Die bei den Olympischen Winterspielen in Sotschi schwer verunglückte Skicrosserin Maria Komissarowa wird von der Taille abwärts gelähmt bleiben. Das erklärte der russische Freestyle-Verband FFR am Mittwoch mit Berufung auf die Ärzte der behandelnden Klinik in München.

Sotschi zeigte: Skicross ist eine riskante Sportart
© getty
Sotschi zeigte: Skicross ist eine riskante Sportart

"Aufgrund der Schwere der Verletzung wird sich die Wirbelsäule nicht wieder erholen", hieß es in einem Statement. Komissarowa hatte dies bereits in der Vorwoche via Instagram mitgeteilt.
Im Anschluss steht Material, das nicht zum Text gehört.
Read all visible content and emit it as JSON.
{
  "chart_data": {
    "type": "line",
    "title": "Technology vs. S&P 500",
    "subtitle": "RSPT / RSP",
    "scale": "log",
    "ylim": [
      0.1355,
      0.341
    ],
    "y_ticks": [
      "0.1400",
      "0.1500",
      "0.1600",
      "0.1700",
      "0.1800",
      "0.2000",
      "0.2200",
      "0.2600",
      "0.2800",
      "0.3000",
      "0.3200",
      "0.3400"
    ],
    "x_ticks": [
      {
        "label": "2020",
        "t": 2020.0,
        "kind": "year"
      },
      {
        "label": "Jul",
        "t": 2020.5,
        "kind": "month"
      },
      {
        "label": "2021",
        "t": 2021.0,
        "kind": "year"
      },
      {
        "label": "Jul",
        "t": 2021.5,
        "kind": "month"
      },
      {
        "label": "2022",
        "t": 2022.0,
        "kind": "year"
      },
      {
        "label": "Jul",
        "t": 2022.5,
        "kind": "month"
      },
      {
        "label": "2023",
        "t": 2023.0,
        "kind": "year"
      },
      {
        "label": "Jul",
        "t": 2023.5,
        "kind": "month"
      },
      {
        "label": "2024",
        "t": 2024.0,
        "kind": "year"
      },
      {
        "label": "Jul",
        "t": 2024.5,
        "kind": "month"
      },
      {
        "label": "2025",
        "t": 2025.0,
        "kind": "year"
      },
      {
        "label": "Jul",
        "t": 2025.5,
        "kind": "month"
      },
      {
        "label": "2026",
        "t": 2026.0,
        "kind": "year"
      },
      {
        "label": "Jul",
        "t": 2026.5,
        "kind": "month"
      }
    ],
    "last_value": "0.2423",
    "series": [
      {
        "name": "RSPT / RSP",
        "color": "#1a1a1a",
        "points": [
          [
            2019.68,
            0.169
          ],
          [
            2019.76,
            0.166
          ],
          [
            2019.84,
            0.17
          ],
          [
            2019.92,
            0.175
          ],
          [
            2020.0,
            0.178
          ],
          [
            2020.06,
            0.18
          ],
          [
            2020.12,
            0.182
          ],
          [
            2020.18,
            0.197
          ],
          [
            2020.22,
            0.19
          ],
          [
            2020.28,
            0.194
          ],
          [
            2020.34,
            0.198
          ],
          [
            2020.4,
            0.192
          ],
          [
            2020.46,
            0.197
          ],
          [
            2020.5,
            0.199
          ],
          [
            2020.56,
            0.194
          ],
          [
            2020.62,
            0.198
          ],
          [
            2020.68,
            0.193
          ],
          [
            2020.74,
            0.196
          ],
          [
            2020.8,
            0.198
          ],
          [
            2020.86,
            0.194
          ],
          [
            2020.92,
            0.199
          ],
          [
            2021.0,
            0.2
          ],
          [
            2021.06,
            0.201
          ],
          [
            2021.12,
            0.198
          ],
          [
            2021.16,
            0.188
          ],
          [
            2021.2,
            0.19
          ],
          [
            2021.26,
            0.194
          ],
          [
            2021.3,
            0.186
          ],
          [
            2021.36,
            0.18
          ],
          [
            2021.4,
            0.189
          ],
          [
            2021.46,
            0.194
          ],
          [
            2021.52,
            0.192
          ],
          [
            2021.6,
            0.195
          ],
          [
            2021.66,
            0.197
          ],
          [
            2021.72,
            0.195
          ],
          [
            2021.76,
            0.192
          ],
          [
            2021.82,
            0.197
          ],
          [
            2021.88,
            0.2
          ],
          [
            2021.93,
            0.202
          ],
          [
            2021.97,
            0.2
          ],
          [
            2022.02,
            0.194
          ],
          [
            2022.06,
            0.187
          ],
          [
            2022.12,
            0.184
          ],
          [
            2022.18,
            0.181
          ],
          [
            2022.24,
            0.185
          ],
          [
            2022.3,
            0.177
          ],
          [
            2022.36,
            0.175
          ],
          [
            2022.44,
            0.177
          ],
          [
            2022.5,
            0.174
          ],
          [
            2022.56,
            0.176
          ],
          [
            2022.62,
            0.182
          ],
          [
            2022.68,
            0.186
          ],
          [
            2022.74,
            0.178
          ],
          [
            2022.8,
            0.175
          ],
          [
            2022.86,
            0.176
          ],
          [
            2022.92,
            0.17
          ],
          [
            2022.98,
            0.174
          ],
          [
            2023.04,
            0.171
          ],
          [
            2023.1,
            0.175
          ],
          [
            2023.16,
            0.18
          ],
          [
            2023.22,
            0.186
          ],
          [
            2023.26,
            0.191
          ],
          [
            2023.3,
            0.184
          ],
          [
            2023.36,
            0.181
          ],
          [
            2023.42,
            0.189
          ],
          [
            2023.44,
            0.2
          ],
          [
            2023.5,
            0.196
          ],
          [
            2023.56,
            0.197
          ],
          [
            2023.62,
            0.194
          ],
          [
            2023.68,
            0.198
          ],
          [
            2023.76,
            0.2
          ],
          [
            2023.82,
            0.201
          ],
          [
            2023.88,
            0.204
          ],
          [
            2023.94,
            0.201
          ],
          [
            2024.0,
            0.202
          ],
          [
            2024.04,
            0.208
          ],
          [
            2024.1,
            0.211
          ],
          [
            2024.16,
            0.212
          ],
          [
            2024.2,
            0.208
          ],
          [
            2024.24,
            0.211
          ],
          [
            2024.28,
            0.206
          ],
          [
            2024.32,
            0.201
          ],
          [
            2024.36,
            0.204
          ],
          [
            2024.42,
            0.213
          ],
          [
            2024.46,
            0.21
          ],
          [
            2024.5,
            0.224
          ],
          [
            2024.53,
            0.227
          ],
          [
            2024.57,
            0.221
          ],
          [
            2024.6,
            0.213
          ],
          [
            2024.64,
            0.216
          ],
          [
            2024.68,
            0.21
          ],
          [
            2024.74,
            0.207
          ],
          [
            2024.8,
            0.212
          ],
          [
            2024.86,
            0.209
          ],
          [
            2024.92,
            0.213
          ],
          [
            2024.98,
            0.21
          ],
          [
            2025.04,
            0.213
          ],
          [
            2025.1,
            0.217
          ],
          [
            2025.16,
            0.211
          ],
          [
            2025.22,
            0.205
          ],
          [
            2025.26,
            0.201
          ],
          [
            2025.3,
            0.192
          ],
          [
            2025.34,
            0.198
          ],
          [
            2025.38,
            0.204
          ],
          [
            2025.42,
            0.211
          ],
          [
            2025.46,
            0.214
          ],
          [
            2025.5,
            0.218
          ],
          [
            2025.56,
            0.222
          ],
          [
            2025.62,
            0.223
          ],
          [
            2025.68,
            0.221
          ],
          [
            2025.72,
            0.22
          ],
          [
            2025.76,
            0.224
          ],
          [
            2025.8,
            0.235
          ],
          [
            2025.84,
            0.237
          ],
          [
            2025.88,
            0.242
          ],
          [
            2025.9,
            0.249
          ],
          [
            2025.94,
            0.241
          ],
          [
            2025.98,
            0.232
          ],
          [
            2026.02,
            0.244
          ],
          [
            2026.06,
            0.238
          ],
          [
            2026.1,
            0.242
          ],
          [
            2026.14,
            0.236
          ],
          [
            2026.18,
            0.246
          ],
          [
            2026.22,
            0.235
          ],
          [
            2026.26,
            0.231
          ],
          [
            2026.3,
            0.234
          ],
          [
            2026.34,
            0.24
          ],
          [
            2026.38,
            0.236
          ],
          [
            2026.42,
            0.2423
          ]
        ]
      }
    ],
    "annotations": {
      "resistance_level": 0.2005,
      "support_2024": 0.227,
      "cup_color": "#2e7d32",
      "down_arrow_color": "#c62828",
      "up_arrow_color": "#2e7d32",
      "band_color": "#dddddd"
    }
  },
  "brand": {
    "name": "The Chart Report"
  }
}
Die 23-jährige Russin hatte am 15. Februar bei einem Trainingssturz einen Bruch des zwölften Brustwirbels erlitten. Komissarowa war unmittelbar danach in einer Klinik in Krasnaja Poljana notoperiert und dann später in eine Spezialklinkik nach München geflogen worden, wo sie noch mehrfach operiert wurde.

Skicross gehört zu den gefährlichsten olympischen Sportarten. Vier Fahrer absolvieren gleichzeitig eine mit Hindernissen bestückte Abfahrt, Zusammenstöße, mitunter während der teils waghalsigen Sprünge, sind keine Seltenheit.